Here are other reasons why measuring CPA is important:

Reassurance

CPA is an essential marketing metric for businesses looking to scale and grow. It helps determine how much additional investment is needed to acquire more customers profitably. A low and manageable CPA can signal that a business is ready to expand its customer base without incurring excessive costs.

Clarity

CPA is also essential for assessing the profitability of acquired customers. If the cost of acquiring a customer exceeds the revenue impact of that customer, it can indicate an unsustainable business model. By tracking CPA, businesses can identify areas where it may need to cut marketing spend or adjust pricing.

Objectivity

CPA plays a crucial role in forward budget planning. It’s an objective metric that helps businesses set realistic marketing budgets by providing insights into the costs associated with achieving successful campaigns and deploying channels.

Efficiency 

With the data a CPA calculation generates, businesses can allocate their resources more efficiently. By understanding the CPA for each campaign, a company can compare the effectiveness of various campaigns and make informed decisions about how much to spend and where to spend it moving forward.

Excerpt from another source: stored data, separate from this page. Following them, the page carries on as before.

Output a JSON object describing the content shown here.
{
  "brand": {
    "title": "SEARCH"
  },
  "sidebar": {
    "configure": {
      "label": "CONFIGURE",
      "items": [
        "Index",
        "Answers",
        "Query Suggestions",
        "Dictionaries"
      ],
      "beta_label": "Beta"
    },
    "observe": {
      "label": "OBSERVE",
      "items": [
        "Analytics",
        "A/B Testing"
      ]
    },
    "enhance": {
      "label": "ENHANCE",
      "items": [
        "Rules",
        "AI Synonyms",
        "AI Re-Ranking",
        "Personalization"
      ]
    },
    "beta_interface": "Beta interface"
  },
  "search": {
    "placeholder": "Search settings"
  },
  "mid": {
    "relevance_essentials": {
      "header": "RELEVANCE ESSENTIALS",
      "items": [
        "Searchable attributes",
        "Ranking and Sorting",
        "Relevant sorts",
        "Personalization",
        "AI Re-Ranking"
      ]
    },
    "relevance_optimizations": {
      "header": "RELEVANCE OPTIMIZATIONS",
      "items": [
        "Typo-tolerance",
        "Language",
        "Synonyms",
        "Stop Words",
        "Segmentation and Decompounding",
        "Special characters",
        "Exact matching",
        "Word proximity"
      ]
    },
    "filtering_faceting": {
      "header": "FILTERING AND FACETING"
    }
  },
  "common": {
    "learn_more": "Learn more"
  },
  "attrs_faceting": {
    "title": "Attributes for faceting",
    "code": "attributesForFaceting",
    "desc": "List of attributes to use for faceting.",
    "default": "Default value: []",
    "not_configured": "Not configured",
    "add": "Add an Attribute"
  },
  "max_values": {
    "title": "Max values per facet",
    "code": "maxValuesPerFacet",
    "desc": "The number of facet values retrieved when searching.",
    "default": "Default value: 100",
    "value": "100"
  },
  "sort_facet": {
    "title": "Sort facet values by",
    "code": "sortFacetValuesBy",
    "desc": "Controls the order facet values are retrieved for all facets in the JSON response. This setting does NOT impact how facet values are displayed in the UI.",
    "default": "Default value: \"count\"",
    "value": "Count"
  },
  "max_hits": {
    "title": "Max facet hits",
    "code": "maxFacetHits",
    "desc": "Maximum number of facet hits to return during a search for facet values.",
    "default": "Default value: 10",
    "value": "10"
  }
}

It can avoid wasting resources on campaigns or channels that are not delivering a reasonable marketing ROI, or return on investment. 

Cost per acquisition vs. customer acquisition cost

Cost per acquisition and customer acquisition cost (CAC) are two important metrics when measuring the success of a marketing campaign. Customer acquisition is the primary metric determining all direct costs of gaining a new customer. It’s the total amount a business pays to get that customer to convert to buying products or services from the company. The cost per acquisition is what a business pays to make a customer take a specific action.

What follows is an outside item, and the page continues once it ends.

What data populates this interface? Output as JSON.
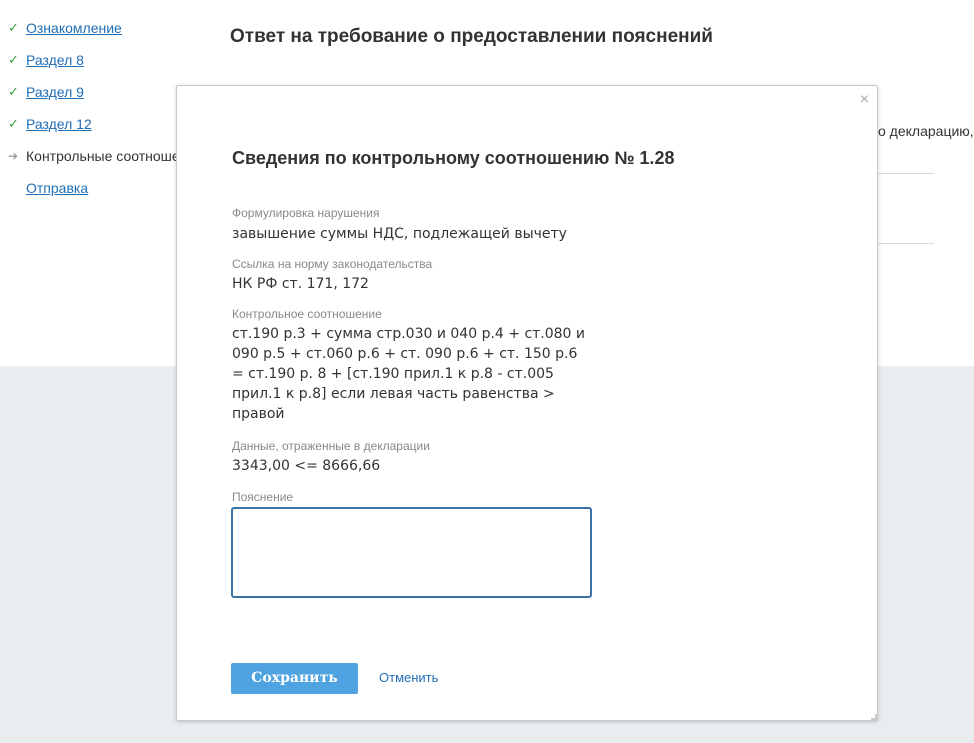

Cost per acquisition is necessary for calculating the customer acquisition cost. This is because customers must first take an action. Usually, during the cost per acquisition phase, the business pays for the action before someone becomes a regular customer of the business. Then, the business needs to find the customer acquisition cost.

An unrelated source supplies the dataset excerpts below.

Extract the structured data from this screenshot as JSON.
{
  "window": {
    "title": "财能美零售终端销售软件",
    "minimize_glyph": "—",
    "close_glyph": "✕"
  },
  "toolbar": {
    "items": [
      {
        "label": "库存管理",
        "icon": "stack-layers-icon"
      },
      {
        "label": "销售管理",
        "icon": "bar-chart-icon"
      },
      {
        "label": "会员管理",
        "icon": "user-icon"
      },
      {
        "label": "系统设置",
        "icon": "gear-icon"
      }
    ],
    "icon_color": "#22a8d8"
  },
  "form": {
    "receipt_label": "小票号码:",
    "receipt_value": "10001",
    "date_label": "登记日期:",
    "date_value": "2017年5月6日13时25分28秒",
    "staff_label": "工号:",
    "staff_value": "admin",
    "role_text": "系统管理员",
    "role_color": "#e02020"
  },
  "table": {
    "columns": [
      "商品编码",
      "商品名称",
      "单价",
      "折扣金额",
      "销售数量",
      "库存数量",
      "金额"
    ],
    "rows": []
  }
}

SEE: Enhancing Customer Loyalty: 8 Retention Strategies

For example, a customer may sign up for a 30-day free trial of an at-home workout program. This is the cost per acquisition phase. If the customer purchases the at-home workout program at the end of the free trial, this is a measurement of the customer acquisition cost.

In conclusion

Keeping costs to a minimum is essential to maintaining business profitability, which is why it’s no surprise that many companies are cutting costs where it makes sense. Reducing your target cost per acquisition lets you put your ad dollars where they can make the most difference on your bottom line.

CPA is one of the key metrics for determining marketing success and should not be confused with customer acquisition cost (CAC). CAC represents the total marketing spend divided by new customers acquired during a given period. CAC paints a broad picture of the cost of acquiring new customers, while CPA is more targeted in its approach.